Repossession Orders: Fraud

(asked on 6th December 2021) - View Source

Question to the Home Office:

To ask Her Majesty's Government when the National Crime Agency and the Financial Conduct Authority received the first complaints alleging that banks had forged customer signatures to repossess homes, businesses and other property.


Answered by
Baroness Williams of Trafford Portrait
Baroness Williams of Trafford
Captain of the Honourable Corps of Gentlemen-at-Arms (HM Household) (Chief Whip, House of Lords)
This question was answered on 20th December 2021

The Government expects all companies to obey the law and relevant regulations. Anyone with evidence of such forgery taking place should report it to their bank in the first instance. If their concerns remain, or they do not have a direct relationship with the lender, they should report it to the relevant authorities.

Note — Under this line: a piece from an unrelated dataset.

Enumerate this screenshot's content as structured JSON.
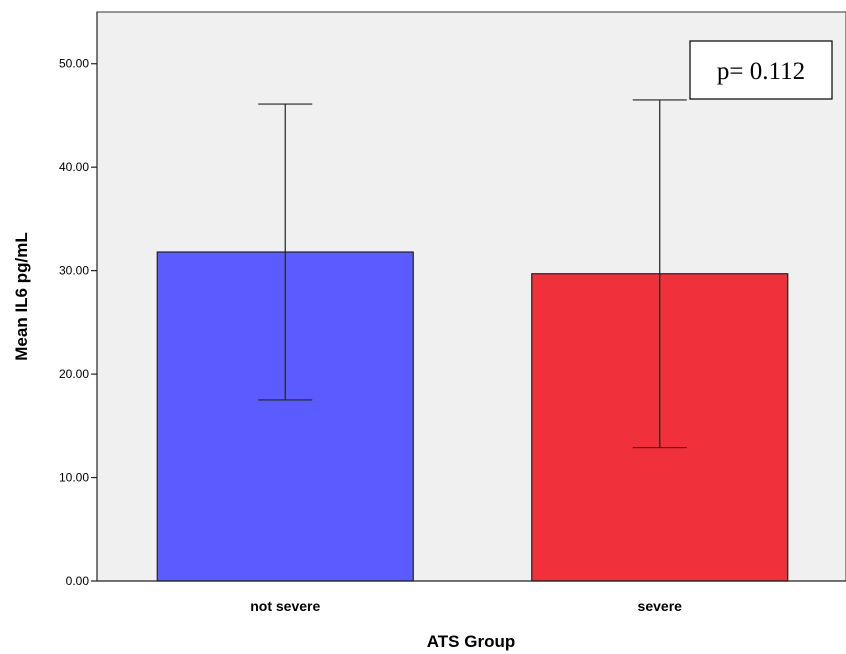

Although the Treasury sets the legal framework for the regulation of financial services it does not have investigative or prosecuting powers of its own and is not able to intervene in individual cases. The Financial Conduct Authority (FCA) requires all authorised firms to have systems and controls in place to mitigate the risk that they be used to commit financial crime. Whilst the police have primary responsibility for investigating fraud the FCA also has powers to take a variety of enforcement action against firms that carry out fraudulent activity.

The chair of the Treasury Select Committee wrote to NCA Director General Lynne Owens on the issue of bank signature forgery in July 2019. The matter was assigned to the National Economic Crime Centre for consideration in September 2019.